The Troglodyte Caves of the Loire Valley
Caves are not the first style of residence that come to mind when you think of the Loire Valley, but the local soft tufa limestone has housed many of the Loire valley’s humbler residents very comfortably for centuries, with only an occasional bemused glance at the moats, towers, and conceits of the great chateaux. Troglodyte caves can be found all over the region, cut out of cliff faces or dug underground, often carved out of disused quarries, sometimes the only evidence of habitation a chimney poking out of the middle of a field, surreally puffing out smoke. Today’s cave-dwellers, who don’t much like being called troglodytes (which means literally cave-dweller despite connotations of dwarfdom) continue to take advantage of cheap, secure accommodation which is warm and cosy in winter and cool in summer.
Nowadays many of these rough-hewn habitations have been snapped up as idiosyncratic residences secondaires by city dwellers trying to recreate an idealisedvie rustique. The caves also provide ideal conditions for wine storage and most recently for growing the champignons de paris which are a major product of the region.

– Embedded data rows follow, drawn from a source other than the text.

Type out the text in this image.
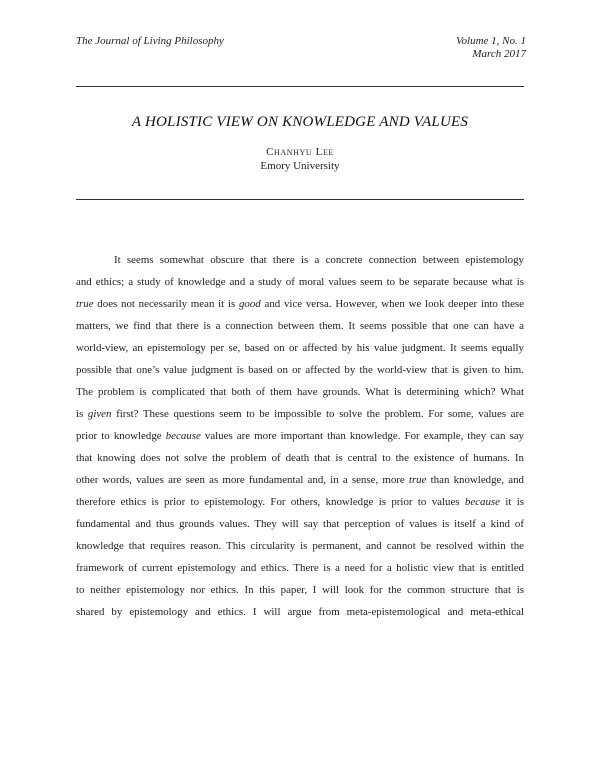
The Journal of Living Philosophy	Volume 1, No. 1
March 2017
A HOLISTIC VIEW ON KNOWLEDGE AND VALUES
Chanhyu Lee
Emory University
It seems somewhat obscure that there is a concrete connection between epistemology
and ethics; a study of knowledge and a study of moral values seem to be separate because what is
true does not necessarily mean it is good and vice versa. However, when we look deeper into these
matters, we find that there is a connection between them. It seems possible that one can have a
world-view, an epistemology per se, based on or affected by his value judgment. It seems equally
possible that one’s value judgment is based on or affected by the world-view that is given to him.
The problem is complicated that both of them have grounds. What is determining which? What
is given first? These questions seem to be impossible to solve the problem. For some, values are
prior to knowledge because values are more important than knowledge. For example, they can say
that knowing does not solve the problem of death that is central to the existence of humans. In
other words, values are seen as more fundamental and, in a sense, more true than knowledge, and
therefore ethics is prior to epistemology. For others, knowledge is prior to values because it is
fundamental and thus grounds values. They will say that perception of values is itself a kind of
knowledge that requires reason. This circularity is permanent, and cannot be resolved within the
framework of current epistemology and ethics. There is a need for a holistic view that is entitled
to neither epistemology nor ethics. In this paper, I will look for the common structure that is
shared by epistemology and ethics. I will argue from meta-epistemological and meta-ethical
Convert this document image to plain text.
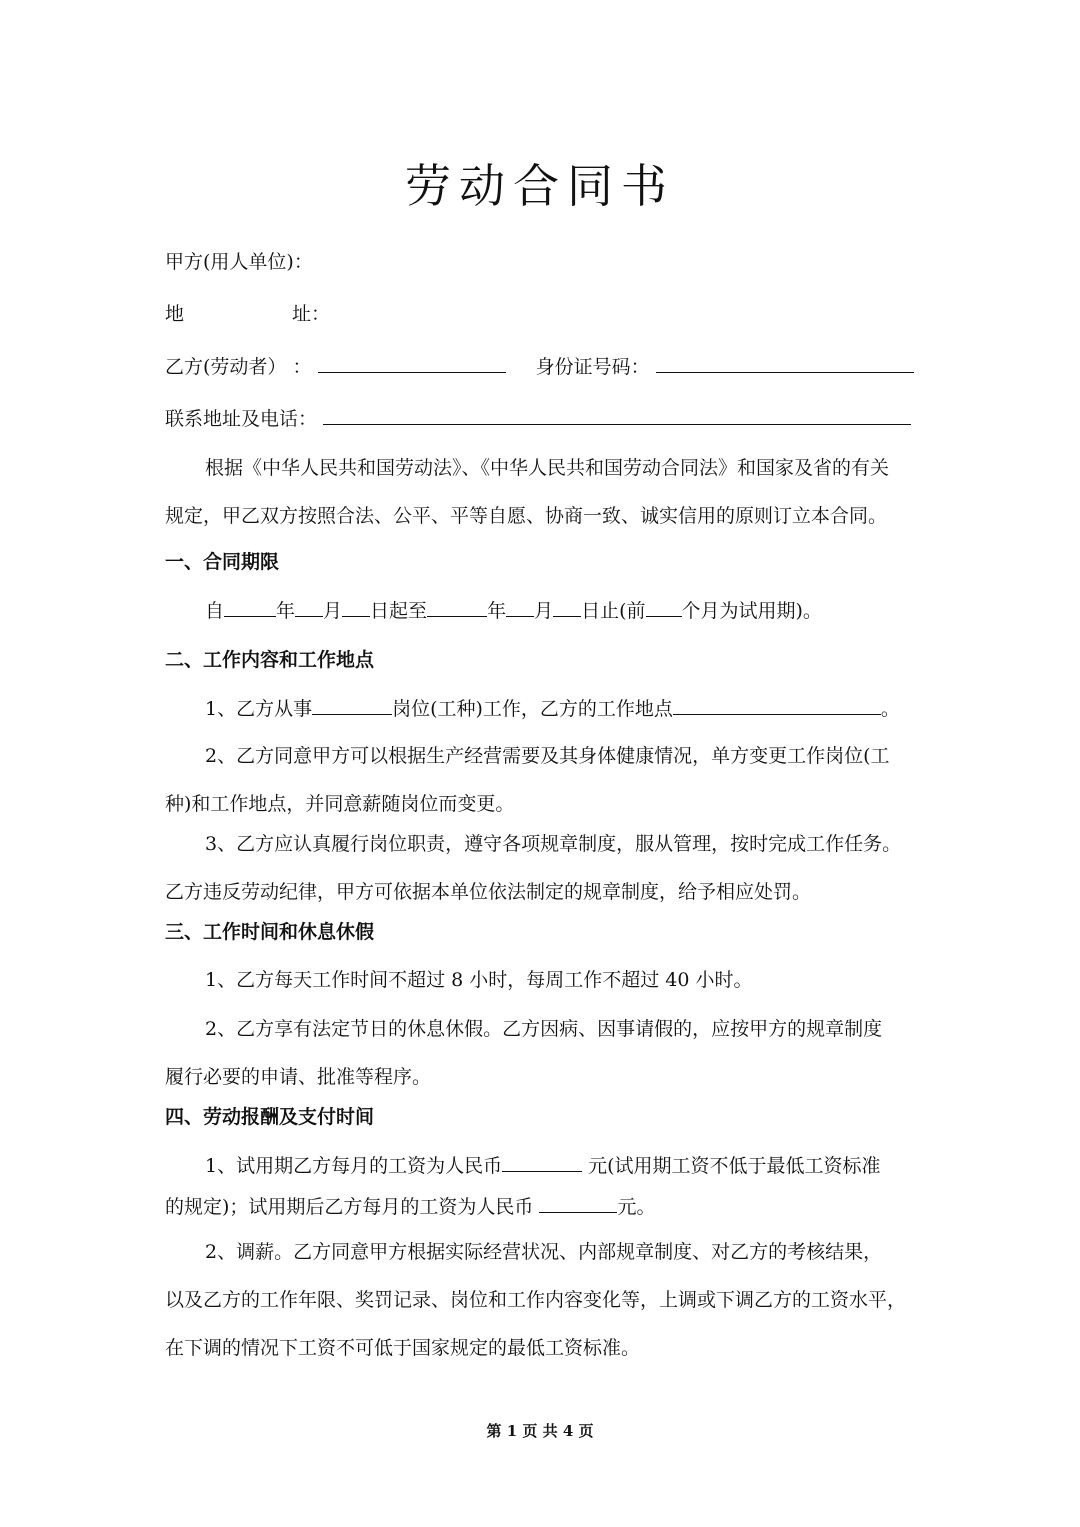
劳动合同书
甲方(用人单位)：
地	址：
乙方(劳动者） ：	身份证号码：
联系地址及电话：
根据《中华人民共和国劳动法》、《中华人民共和国劳动合同法》和国家及省的有关
规定，甲乙双方按照合法、公平、平等自愿、协商一致、诚实信用的原则订立本合同。
一、合同期限
自	年 月 日起至	年 月 日止(前 个月为试用期)。
二、工作内容和工作地点
1、乙方从事	岗位(工种)工作，乙方的工作地点	。
2、乙方同意甲方可以根据生产经营需要及其身体健康情况，单方变更工作岗位(工
种)和工作地点，并同意薪随岗位而变更。
3、乙方应认真履行岗位职责，遵守各项规章制度，服从管理，按时完成工作任务。
乙方违反劳动纪律，甲方可依据本单位依法制定的规章制度，给予相应处罚。
三、工作时间和休息休假
1、乙方每天工作时间不超过 8 小时，每周工作不超过 40 小时。
2、乙方享有法定节日的休息休假。乙方因病、因事请假的，应按甲方的规章制度
履行必要的申请、批准等程序。
四、劳动报酬及支付时间
1、试用期乙方每月的工资为人民币	元(试用期工资不低于最低工资标准
的规定)；试用期后乙方每月的工资为人民币	元。
2、调薪。乙方同意甲方根据实际经营状况、内部规章制度、对乙方的考核结果，
以及乙方的工作年限、奖罚记录、岗位和工作内容变化等，上调或下调乙方的工资水平，
在下调的情况下工资不可低于国家规定的最低工资标准。
第 1 页 共 4 页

Along the banks of the Loire from Saumur to Montsoreau there are quite large villages hewn from the soft white tufa, narrow roads snaking round the hillside to bijou little cottages hacked into the face of the stone, doors and windows cut wherever required.
Most whimsical of all are what appear to be the facades of full blown manor houses, complete with turrets jutting from the clifftop. In the fields above well-husbanded vineyards produce the excellent local Saumur wines.
Historically the troglodyte caves have also provided the region with a prodigious underground defence system; the Norman invasions of the ninth and tenth centuries prompted the building of elaborate underground passage ways linking the local chateau or castle to fortified cave dwellings and secret escape routes in nearby woods. Right until the end of the nineteenth century many artisans, weavers and wine growers occupied the caves tuffeaux, romanticised by Balzac as, “these rock caves dressed in coats of ivy.” In his time over half the 800 homes at Vouvray were cave dwellings.
The caves have also been employed for more sinister practices and at Dénezé-sous-Doué the walls of the caves are intricately carved with strange, diabolical sculptures which scholars link to Satanic versions of the mystery plays. Today some caves are still used by secret societies, and particularly by the wine brotherhoods which flourish in the region. At Chinon for example, below the ruins of the formidable castle once visited by Joan of Arc, are the Caves Peintes : here Rabelais’ character Pantagruel went carousing, and although the paintings have disappeared the caves are still used for the annual Rabelaisian rites of the local wine confraternity.
Rochemenier, near Saumur, has a particularly well preserved troglodyte village, looking much as it did at the turn of the century. (An excellent exhibition of old photographs bears this out.) A honeycomb of caves around a central pit provides barns, wine cellars and stables as well as dwelling places, equipped with original rustic furniture, and gives an evocative picture of the inhabitants’ way of life in their dark smoky burrows.
Bread ovens are flanked by carved stone seats, little cubby holes house pots and pans, tiny bedrooms have snug little alcoves dug out for beds; when a new child was born the inhabitants simply carved another hole in the wall. Down a winding tunnel is an ancient underground chapel, a movingly simple retreat with painstakingly carved arches and niches dug out for statues. A larger room provided space for the entire village to congregate for the veilloirs, long winter evenings spent making baskets, spinning flax, and pressing walnuts, singing, even clog dancing, under the earth.
Nearby at La Fosse is an opportunity to visit caves that are currently inhabited; an enterprising hippie family has taken over an entire abandoned hamlet, and now lives there permanently, exhibiting their home and life to visitors. All that can be seen from the field above, apart from the chimneys, is a narrow street with a warren of little caves branching off it, rabbits nibbling away in their hutches and chickens pecking the ground.
Hobbit-like doors and windows are festooned with baskets of bright geraniums and inside is a honeycomb of snug little rooms; a kitchen cosy with stone fireplace and ancient wooden settle, a bedroom with a child’s cradle nestled into an alcove, above it a niche carved to shelter a convenient candlestick.
At Doué la Fontaine it is worth seeking out the Arena, originally a quarry which in the 15th century was turned into a theatre with rows of seats carved out of the rock, still used today for musical and theatrical performances, and flower shows for the roses for which Doué is particularly renowned. Follow signs to Les Perrières, an intriguing modern architectural restoration of troglodyte caves with large sloping windows and elegant wood facades. Just outside Doué there is a zoo which uses the caves and tunnels of a former quarry to house the animals.
Failing an invitation to a holiday cave home you can always visit the troglodyte Chinese restaurant carved out of the tufa cliff at Parnay (north of Montsoreau) or you could stay at Hautes-Roches in Rochcorbon, once a dormitory for the monks of Marmoutier, and now France’s only cave hotel.